While the digitally created voices can do the job of ‘reading’ words, at present, they lack the ability to have emotion, reaction, and intonation. Listening to a digitally created voice is odd, but kind of what you’d expect. The voices are perfectly clear, and present, but lack warmth, and tactility. There is a mechanical edge to the voice, both male & female.
A little late
I have the British broadsheet, The Guardian, to thank for the seeds to this story. They wrote that Apple had intended to cash in on the Artificial Intelligence tidal-wave before Christmas, but changed their mind once Twitter was stealing every, available tech headline.
Apple has already been approaching independent publishers about narrating their books, with the Cupertino company bearing the costs, while paying out royalties to authors.
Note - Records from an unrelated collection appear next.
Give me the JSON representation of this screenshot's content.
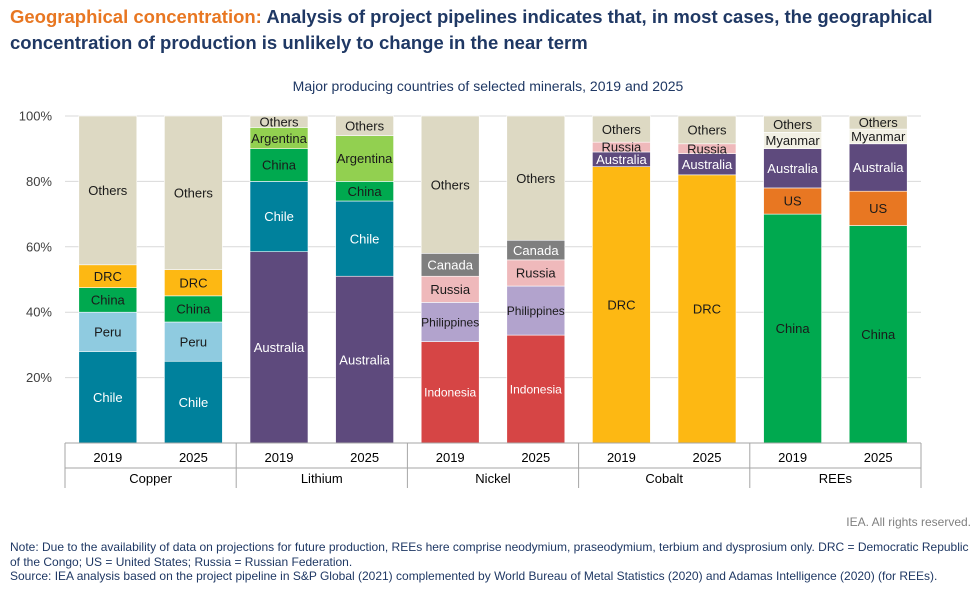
{
  "header": {
    "accent_title": "Geographical concentration:",
    "title": "Analysis of project pipelines indicates that, in most cases, the geographical concentration of production is unlikely to change in the near term"
  },
  "chart_subtitle": "Major producing countries of selected minerals, 2019 and 2025",
  "footer": {
    "rights": "IEA. All rights reserved.",
    "note": "Note: Due to the availability of data on projections for future production, REEs here comprise neodymium, praseodymium, terbium and dysprosium only. DRC = Democratic Republic of the Congo; US = United States; Russia = Russian Federation.",
    "source": "Source: IEA analysis based on the project pipeline in S&P Global (2021) complemented by World Bureau of Metal Statistics (2020) and Adamas Intelligence (2020) (for REEs)."
  },
  "colors": {
    "Others": "#ddd9c3",
    "Chile": "#00819c",
    "Peru": "#8fcbe0",
    "China": "#00a94f",
    "DRC": "#fdb813",
    "Australia": "#5e4a7d",
    "Argentina": "#92d050",
    "Indonesia": "#d64545",
    "Philippines": "#b2a3cd",
    "Russia": "#efb9bb",
    "Canada": "#7f7f7f",
    "US": "#e87722",
    "Myanmar": "#f2f0e4",
    "axis": "#a6a6a6",
    "grid": "#d9d9d9"
  },
  "chart_data": {
    "type": "stacked_bar",
    "ylim": [
      0,
      100
    ],
    "y_ticks": [
      "20%",
      "40%",
      "60%",
      "80%",
      "100%"
    ],
    "y_tick_values": [
      20,
      40,
      60,
      80,
      100
    ],
    "groups": [
      {
        "name": "Copper",
        "bars": [
          {
            "year": "2019",
            "segments": [
              {
                "label": "Chile",
                "value": 28
              },
              {
                "label": "Peru",
                "value": 12
              },
              {
                "label": "China",
                "value": 7.5
              },
              {
                "label": "DRC",
                "value": 7
              },
              {
                "label": "Others",
                "value": 45.5
              }
            ]
          },
          {
            "year": "2025",
            "segments": [
              {
                "label": "Chile",
                "value": 25
              },
              {
                "label": "Peru",
                "value": 12
              },
              {
                "label": "China",
                "value": 8
              },
              {
                "label": "DRC",
                "value": 8
              },
              {
                "label": "Others",
                "value": 47
              }
            ]
          }
        ]
      },
      {
        "name": "Lithium",
        "bars": [
          {
            "year": "2019",
            "segments": [
              {
                "label": "Australia",
                "value": 58.5
              },
              {
                "label": "Chile",
                "value": 21.5
              },
              {
                "label": "China",
                "value": 10
              },
              {
                "label": "Argentina",
                "value": 6.5
              },
              {
                "label": "Others",
                "value": 3.5
              }
            ]
          },
          {
            "year": "2025",
            "segments": [
              {
                "label": "Australia",
                "value": 51
              },
              {
                "label": "Chile",
                "value": 23
              },
              {
                "label": "China",
                "value": 6
              },
              {
                "label": "Argentina",
                "value": 14
              },
              {
                "label": "Others",
                "value": 6
              }
            ]
          }
        ]
      },
      {
        "name": "Nickel",
        "bars": [
          {
            "year": "2019",
            "segments": [
              {
                "label": "Indonesia",
                "value": 31
              },
              {
                "label": "Philippines",
                "value": 12
              },
              {
                "label": "Russia",
                "value": 8
              },
              {
                "label": "Canada",
                "value": 7
              },
              {
                "label": "Others",
                "value": 42
              }
            ]
          },
          {
            "year": "2025",
            "segments": [
              {
                "label": "Indonesia",
                "value": 33
              },
              {
                "label": "Philippines",
                "value": 15
              },
              {
                "label": "Russia",
                "value": 8
              },
              {
                "label": "Canada",
                "value": 6
              },
              {
                "label": "Others",
                "value": 38
              }
            ]
          }
        ]
      },
      {
        "name": "Cobalt",
        "bars": [
          {
            "year": "2019",
            "segments": [
              {
                "label": "DRC",
                "value": 84.5
              },
              {
                "label": "Australia",
                "value": 4.5
              },
              {
                "label": "Russia",
                "value": 3
              },
              {
                "label": "Others",
                "value": 8
              }
            ]
          },
          {
            "year": "2025",
            "segments": [
              {
                "label": "DRC",
                "value": 82
              },
              {
                "label": "Australia",
                "value": 6.5
              },
              {
                "label": "Russia",
                "value": 3
              },
              {
                "label": "Others",
                "value": 8.5
              }
            ]
          }
        ]
      },
      {
        "name": "REEs",
        "bars": [
          {
            "year": "2019",
            "segments": [
              {
                "label": "China",
                "value": 70
              },
              {
                "label": "US",
                "value": 8
              },
              {
                "label": "Australia",
                "value": 12
              },
              {
                "label": "Myanmar",
                "value": 5
              },
              {
                "label": "Others",
                "value": 5
              }
            ]
          },
          {
            "year": "2025",
            "segments": [
              {
                "label": "China",
                "value": 66.5
              },
              {
                "label": "US",
                "value": 10.5
              },
              {
                "label": "Australia",
                "value": 14.5
              },
              {
                "label": "Myanmar",
                "value": 4.5
              },
              {
                "label": "Others",
                "value": 4
              }
            ]
          }
        ]
      }
    ]
  }
}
Apple’s website emphasises that publishers & authors, alike, retain all normal audiobook rights, and are welcome to publish in more traditional formats – with a human VO talent.
The thing is, reading between the lines, they seem rather invested, don’t they?
Apple has taken a very different approach, to that, say, of Amazon.
The rules on the Audible site explicitly state that submitted audiobooks “must be narrated by a human.” One Artificial Intelligence narrated book did slip through the Amazon net, but was just as swiftly removed from their service.
If you recall, Kindle used to offer an Artificial Intelligence version, but it was discontinued after copyright concerns were raised.
Audiobooks are big business, make no mistake of that. Spotify has been investing heavily in making audiobooks the third pillar of their streaming service, to augment music and podcasts.
Apple and Spotify remain at odds about their respective stances on the future of audiobooks – both digital, and human. Spotify has not been backward in coming forward, over Apple’s in-app payments, claiming they are anticompetitive, and chocking the competition.
And to finish, a little confession about the title, and subtitle to this blog – they were generated by ChatGPT, with just a wee prompt from me is all that was required!
At this rate, I will soon be out of work too!